Here I am, making this about myself. About my insecurities, my failures, my shortcomings, my disappointments, my embarrassment. Instead of recognizing what this low price is making possible for others. Instead of recognizing how many new women are going to read it, and hopefully be encouraged by the message inside.
And with that, I’d like to take back all the self-deprecating jokes and simply rejoice in the fact that my book is insanely affordable right now. It’s still $5.39 on Amazon (with a limit of four) and also $5.39 at Christianbook (with no limit).

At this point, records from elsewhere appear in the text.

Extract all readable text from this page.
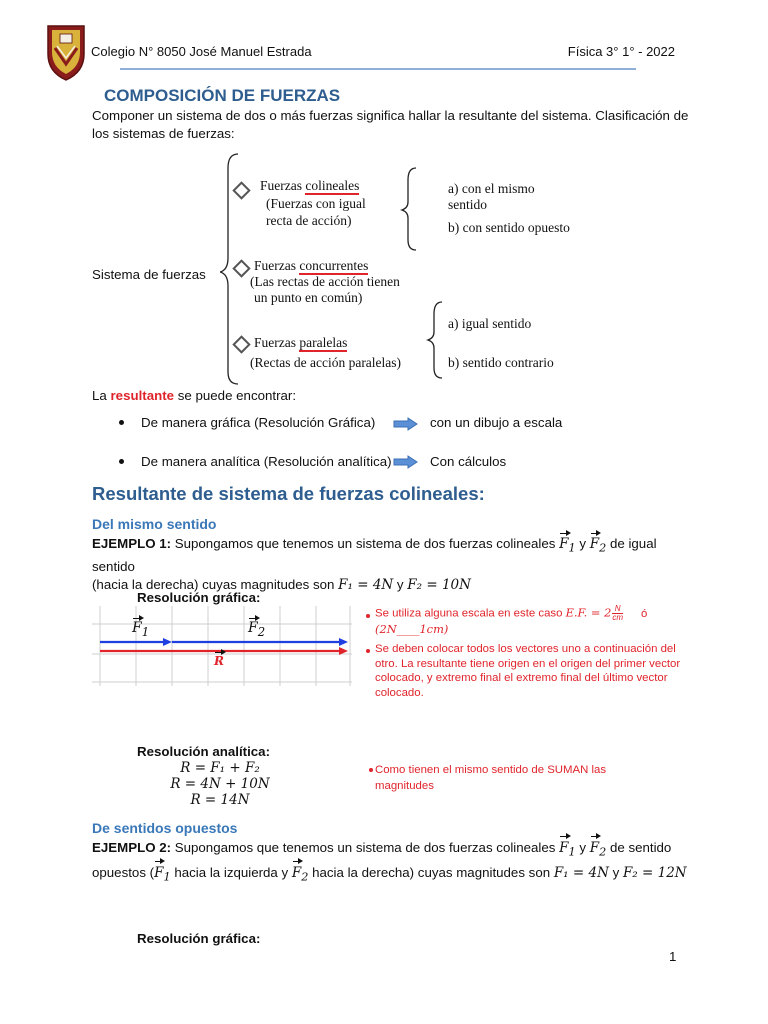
Colegio N° 8050 José Manuel Estrada	Física 3° 1° - 2022
COMPOSICIÓN DE FUERZAS
Componer un sistema de dos o más fuerzas significa hallar la resultante del sistema. Clasificación de
los sistemas de fuerzas:
Fuerzas colineales
(Fuerzas con igual
recta de acción)
a) con el mismo sentido
b) con sentido opuesto
Fuerzas concurrentes
(Las rectas de acción tienen
un punto en común)
Fuerzas paralelas
(Rectas de acción paralelas)
a) igual sentido
b) sentido contrario
Sistema de fuerzas
La resultante se puede encontrar:
De manera gráfica (Resolución Gráfica)	con un dibujo a escala
De manera analítica (Resolución analítica)	Con cálculos
Resultante de sistema de fuerzas colineales:
Del mismo sentido
EJEMPLO 1: Supongamos que tenemos un sistema de dos fuerzas colineales $F_1$ y $F_2$ de igual sentido
(hacia la derecha) cuyas magnitudes son F₁ = 4N y F₂ = 10N
Resolución gráfica:
$F_1$	$F_2$
R
Se utiliza alguna escala en este caso E.F. = $2 \frac{N}{cm}$ ó
(2N____1cm)
Se deben colocar todos los vectores uno a continuación del otro. La resultante tiene origen en el origen del primer vector colocado, y extremo final el extremo final del último vector colocado.
Resolución analítica:
R = F₁ + F₂
R = 4N + 10N
R = 14N
Como tienen el mismo sentido de SUMAN las magnitudes
De sentidos opuestos
EJEMPLO 2: Supongamos que tenemos un sistema de dos fuerzas colineales $F_1$ y $F_2$ de sentido
opuestos ($F_1$ hacia la izquierda y $F_2$ hacia la derecha) cuyas magnitudes son F₁ = 4N y F₂ = 12N
Resolución gráfica:
1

I am honored and humbled that anyone would want to gift my book, let alone so many copies to so many friends. Thank you to Kristine, Kamden, and Katrina for sending me these photos (just now realizing all their names start with K—which is a total ladybug moment considering the K I did in this post 🤯 ). Thanks, Lord, for that God-wink.
While we’re chatting about it and I’m feeling that weird mishmash of brave and vulnerable, if you’ve read and loved Create Anyway, would you mind taking 30-seconds to leave an Amazon review? I would appreciate it so, so much! ❤️
Photos by my friend Jenny.
Thank you for your vulnerability in this post. I loved the book personally and if it helps, it’s still £17.95 here in the uk which means I can’t afford to give it to four friends for Christmas 😅 but I have reviewed it on Amazon uk.
You have absolutely NOTHING to be embarrassed about. Your book is GOLD. Truly, truly, truly. This year has not been a personally creative year for many, many reasons but I plan to re-read Create Anyway and I know it will propel me forward when I'm ready again. Your writing is a gift to this world, Ashlee!!